Le processus de vérification en cours durera jusqu'à mi-2014, et fera aussi l'objet d'une inspection imminente de l'Autorité d'information financière (AIF) du Saint-Siège, a encore précisé le communiqué, qui rend compte d'un rapport sur les mesures de mises aux normes de l'institut, transmis mercredi au conseil de surveillance de l'IOR.

Le président de la "banque" du Vatican, nommé par Benoît XVI il y a près d'un an, l'Allemand Ernst von Freyberg, a par ailleurs "ordonné de mener diverses enquêtes spéciales sur des comptes et des transactions déterminées". Aucune précision n'a été donnée sur celles-ci.

L'IOR a également défini précisément les catégories de clients ayant le droit de posséder des comptes chez lui: "institutions catholiques, ecclésiastiques, employés ou ex-employés de l'Etat du Vatican titulaires de comptes pour leurs salaires et retraites, et ambassades et diplomates accrédités près du Saint-Siège".

Selon le communiqué, les "institutions" représentent actuellement environ 85% des fonds de l'IOR.

"Les relations avec les clients qui ne rentrent pas dans ces catégories cesseront" dans le cadre d'un processus "qui ne doit cependant pas être confondu avec la suspension des relations avec des clients pour violations des normes contre le recyclage".

L'IOR a précisé entretenir des relations avec environ 35 banques, ce réseau dans le monde entier lui permettant "d'offrir des services de paiement globaux, en particulier à ses clients institutionnels, qui détiennent la plus grande partie du patrimoine déposé à l'Institut".

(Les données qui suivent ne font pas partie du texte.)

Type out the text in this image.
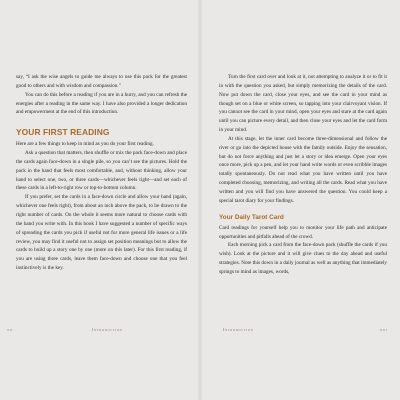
say, “I ask the wise angels to guide me always to use this pack for the greatest good to others and with wisdom and compassion.”

You can do this before a reading if you are in a hurry, and you can refresh the energies after a reading in the same way. I have also provided a longer dedication and empowerment at the end of this introduction.

YOUR FIRST READING

Here are a few things to keep in mind as you do your first reading.

Ask a question that matters, then shuffle or mix the pack face-down and place the cards again face-down in a single pile, so you can’t see the pictures. Hold the pack in the hand that feels most comfortable, and, without thinking, allow your hand to select one, two, or three cards—whichever feels right—and set each of these cards in a left-to-right row or top-to-bottom column.

If you prefer, set the cards in a face-down circle and allow your hand (again, whichever one feels right), from about an inch above the pack, to be drawn to the right number of cards. On the whole it seems more natural to choose cards with the hand you write with. In this book I have suggested a number of specific ways of spreading the cards you pick if useful not for more general life issues or a life review, you may find it useful not to assign set position meanings but to allow the cards to build up a story one by one (more on this later). For this first reading, if you are using three cards, leave them face-down and choose one that you feel instinctively is the key.

xii	Introduction

Turn the first card over and look at it, not attempting to analyze it or to fit it in with the question you asked, but simply memorizing the details of the card. Now put down the card, close your eyes, and see the card in your mind as though set on a blue or white screen, so tapping into your clairvoyant vision. If you cannot see the card in your mind, open your eyes and stare at the card again until you can picture every detail, and then close your eyes and let the card form in your mind.

At this stage, let the inner card become three-dimensional and follow the river or go into the depicted house with the family outside. Enjoy the sensation, but do not force anything and just let a story or idea emerge. Open your eyes once more, pick up a pen, and let your hand write words or even scribble images totally spontaneously. Do not read what you have written until you have completed choosing, memorizing, and writing all the cards. Read what you have written and you will find you have answered the question. You could keep a special tarot diary for your findings.

Your Daily Tarot Card

Card readings for yourself help you to monitor your life path and anticipate opportunities and pitfalls ahead of the crowd.

Each morning pick a card from the face-down pack (shuffle the cards if you wish). Look at the picture and it will give clues to the day ahead and useful strategies. Note this down in a daily journal as well as anything that immediately springs to mind as images, words,

Introduction	xiii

En attendant que les autorités italiennes de réglementation valident les normes contre le blanchiment promulguées par le Saint-Siège, l'IOR est "prêt à reprendre les relations avec les institutions financières italiennes", affirme encore l'Institut.

L'IOR annonce qu'il publiera mi-2014 son rapport annuel.

Fin décembre 2012, des fonds de clients, pour un montant total de 6,3 milliards d'euros, étaient gérés par l'IOR, qui disposait d'un patrimoine net de 769 millions d'euros.

Le Vatican a demandé l'an dernier à une société de consultants américaine, Promontory, de contrôler les comptes de l'IOR, qui a été dans le passé au centre de sulfureux scandales de recyclage d'argent sale.

Une commission d'experts doit rendre compte en février au pape de ses propositions pour une réforme de l'IOR.